Discipline: pastures; Keywords: kikuyu-ryegrass pastures, stocking rates, weedy species, Plantain, clover, Lucerne, Tall Fescue, monoculture, mixed species.

Kikuyu-ryegrass may no longer be optimum in the south-eastern Cape because of a number of reasons:
•    Extended periods of lower than expected rainfall
•    Poor persistence of ryegrass, with a decline of as much as 44% reported in even the most productive ryegrass cultivars from year one to year two
•    Although kikuyu can support high stocking rates, is high yielding during summer and has resulted in an improvement in soil C levels in the southern Cape, it requires high nitrogen fertilisation rates to remain productive, has low winter yields and its low forage quality tends to limit milk yield per animal
•    Research on kikuyu-ryegrass pastures under more than 15 years of no-till management indicated that pastures often contain in excess of 60% of weedy volunteer grasses such as Paspalum urvillei, Digitaria sanguinalis, Eragrostis plana and Sporobolus africanus during summer/autumn
•    Increasing fertiliser costs have resulted in producers reducing fertiliser inputs. The impact of these strategies on the long term pasture yield, persistence of sown pasture species and nutrient use efficiency are not sure. 
The best forage based approach to address issues relating to low resource use efficiency, poor persistence over years and low resilience under adverse climatic conditions of pasture systems in the southern Cape, is to introduce alternative or novel pasture species. The inclusion of forage herbs, such as Plantain (Plantago lanceolata), into pastures has been reported to hold various potential advantages:
•    an improvement or maintenance of milk yield compared to ryegrass during adverse climatic conditions,
•    higher kg milk solids production per animal,
•    lowered rates of N leaching,
•    improved dry matter intake in animals,
•    higher forage quality compared to perennial ryegrass-clover pastures,
•    higher summer/autumn production than temperate grasses,
•    a lower decline in plant population over years compared to ryegrass, and
•    more resilience to periods of drought.

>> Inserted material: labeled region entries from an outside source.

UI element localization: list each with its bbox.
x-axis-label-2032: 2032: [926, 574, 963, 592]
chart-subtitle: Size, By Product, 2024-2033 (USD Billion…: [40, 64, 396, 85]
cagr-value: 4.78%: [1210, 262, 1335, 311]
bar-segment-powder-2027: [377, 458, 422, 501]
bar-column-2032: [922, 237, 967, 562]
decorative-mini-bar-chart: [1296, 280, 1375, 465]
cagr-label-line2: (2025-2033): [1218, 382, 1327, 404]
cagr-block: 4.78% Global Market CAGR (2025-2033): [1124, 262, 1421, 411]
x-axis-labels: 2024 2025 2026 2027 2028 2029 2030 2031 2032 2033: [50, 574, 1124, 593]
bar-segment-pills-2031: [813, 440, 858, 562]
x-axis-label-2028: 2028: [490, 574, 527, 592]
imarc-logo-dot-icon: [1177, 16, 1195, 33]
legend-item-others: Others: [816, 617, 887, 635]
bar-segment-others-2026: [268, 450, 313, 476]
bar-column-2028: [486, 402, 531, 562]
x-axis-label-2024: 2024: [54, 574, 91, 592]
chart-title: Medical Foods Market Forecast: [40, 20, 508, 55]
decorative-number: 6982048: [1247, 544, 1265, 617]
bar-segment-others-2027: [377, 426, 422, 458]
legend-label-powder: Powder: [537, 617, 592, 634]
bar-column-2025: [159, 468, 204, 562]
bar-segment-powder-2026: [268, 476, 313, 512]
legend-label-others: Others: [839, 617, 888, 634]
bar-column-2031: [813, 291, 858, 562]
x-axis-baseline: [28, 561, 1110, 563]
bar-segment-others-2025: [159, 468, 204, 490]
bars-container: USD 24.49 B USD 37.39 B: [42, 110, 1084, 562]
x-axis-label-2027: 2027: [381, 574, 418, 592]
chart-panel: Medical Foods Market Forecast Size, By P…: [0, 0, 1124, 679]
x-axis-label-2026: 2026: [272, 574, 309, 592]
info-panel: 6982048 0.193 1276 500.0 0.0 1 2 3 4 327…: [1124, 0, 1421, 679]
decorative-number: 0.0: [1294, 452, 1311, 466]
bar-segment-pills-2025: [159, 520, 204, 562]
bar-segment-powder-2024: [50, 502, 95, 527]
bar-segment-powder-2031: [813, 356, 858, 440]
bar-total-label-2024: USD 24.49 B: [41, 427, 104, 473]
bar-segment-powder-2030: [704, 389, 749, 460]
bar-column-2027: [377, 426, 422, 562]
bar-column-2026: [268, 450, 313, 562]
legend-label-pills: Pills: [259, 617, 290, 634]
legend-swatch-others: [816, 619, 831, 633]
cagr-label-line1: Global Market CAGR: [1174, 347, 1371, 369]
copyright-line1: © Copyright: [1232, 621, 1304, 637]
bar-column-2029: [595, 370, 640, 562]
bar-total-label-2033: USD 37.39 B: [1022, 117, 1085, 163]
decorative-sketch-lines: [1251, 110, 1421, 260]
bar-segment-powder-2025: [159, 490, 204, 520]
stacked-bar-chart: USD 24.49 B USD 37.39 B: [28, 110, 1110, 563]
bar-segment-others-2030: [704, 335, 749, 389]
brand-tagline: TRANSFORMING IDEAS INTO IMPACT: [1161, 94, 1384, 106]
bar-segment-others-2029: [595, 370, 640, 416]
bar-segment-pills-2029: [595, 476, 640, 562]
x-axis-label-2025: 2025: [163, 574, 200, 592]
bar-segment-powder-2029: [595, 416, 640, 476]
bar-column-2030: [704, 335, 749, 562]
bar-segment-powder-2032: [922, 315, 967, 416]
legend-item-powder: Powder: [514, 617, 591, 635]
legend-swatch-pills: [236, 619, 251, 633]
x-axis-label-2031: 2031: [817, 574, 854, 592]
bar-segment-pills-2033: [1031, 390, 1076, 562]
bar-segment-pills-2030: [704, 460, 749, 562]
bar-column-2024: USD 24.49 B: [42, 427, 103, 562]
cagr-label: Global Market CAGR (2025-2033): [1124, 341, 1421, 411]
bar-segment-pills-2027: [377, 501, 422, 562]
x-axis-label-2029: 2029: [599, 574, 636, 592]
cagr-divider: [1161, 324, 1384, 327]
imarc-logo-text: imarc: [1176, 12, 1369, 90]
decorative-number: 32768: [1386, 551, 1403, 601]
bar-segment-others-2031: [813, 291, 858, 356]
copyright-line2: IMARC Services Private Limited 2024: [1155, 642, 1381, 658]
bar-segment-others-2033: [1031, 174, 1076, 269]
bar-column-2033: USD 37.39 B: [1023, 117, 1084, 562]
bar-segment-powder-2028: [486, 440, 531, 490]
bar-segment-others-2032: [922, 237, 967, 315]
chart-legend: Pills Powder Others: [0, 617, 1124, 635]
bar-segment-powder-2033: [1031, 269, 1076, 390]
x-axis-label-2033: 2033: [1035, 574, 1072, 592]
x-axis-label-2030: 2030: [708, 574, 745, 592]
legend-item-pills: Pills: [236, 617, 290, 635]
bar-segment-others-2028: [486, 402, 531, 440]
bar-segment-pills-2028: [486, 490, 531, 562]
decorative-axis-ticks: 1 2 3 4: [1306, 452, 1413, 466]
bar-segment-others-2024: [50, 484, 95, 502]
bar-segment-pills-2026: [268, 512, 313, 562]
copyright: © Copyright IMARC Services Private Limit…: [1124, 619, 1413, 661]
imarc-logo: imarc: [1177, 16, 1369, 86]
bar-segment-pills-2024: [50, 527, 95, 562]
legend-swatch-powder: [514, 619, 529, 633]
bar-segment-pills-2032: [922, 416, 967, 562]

With this in mind, a farmlet study was conducted on the Outeniqua Research Farm over three years to determine the whole system production potential of four pasture systems based on the traditional system (Kikuyu-ryegrass), monocultures of alternative species (Tall fescue and plantain) and two pasture mixture that included alternative species (Tall fescue, plantain and red clover; ryegrass, Lucerne, chicory and plantain).

The results are preliminary, but do indicate that the inclusion of plantain, chicory, lucerne and Tall Fescue, whether in a mixture or as a monoculture,  holds the potential to yield similar or even higher pasture and milk per ha when compared to kikuyu-ryegrass. The inclusion of forage herbs and legumes in pasture mixtures, in particular, could improve milk yield per cow from spring to autumn.

The establishment of alternative pasture species and mixes can also be an effective method to manage weed ingression in minimum till pasture systems in the south-eastern Cape. The inclusion of herbs, following eradication of the existing sward by herbicides, can reduce the weedy grass component in the pastures. Another strategy would be to utilise herb monocultures on areas where weedy grasses are problematic, as it can allow the use of grass-specific herbicides. The competitive yielding ability of Tall fescue pasture in the monoculture system, particularly during summer and autumn, illustrates that it, rather than a ryegrass monoculture, could also be established in areas where broadleaf weeds need to be controlled.
However, a major challenge to the adoption of mixtures into pasture systems, is the management of botanical composition due to the complexities in determining what species and/or mixture to plant and when renovation or re-establishment is required. This will require further and more detailed research to allow for more effective recommendations to be made.  Here the major determinants will firstly be the properties of the area to be planted in terms of climate, soil properties and available resources (for example irrigation water supply). The second will be the motivation for the inclusion of a specific component for example: rapid establishment (ryegrass and clovers), versus persistence (fescue and Lucerne). Lastly, interspecies competition and complementarity, particularly during establishment, needs to be taken into consideration, for example including a highly competitive component like ryegrass at a high rate (ryegrass) may reduce the contribution of a more persistent and environmentally resilient species like plantain.

Van der Colf, J., Ammann, S.B. & Meeske, R., 2022. Forage herbs and mixtures: paradigm shift? In: Proceedings of the South African Large Herds Conference, Champagne Sports Resort, 6 – 8 June 2022.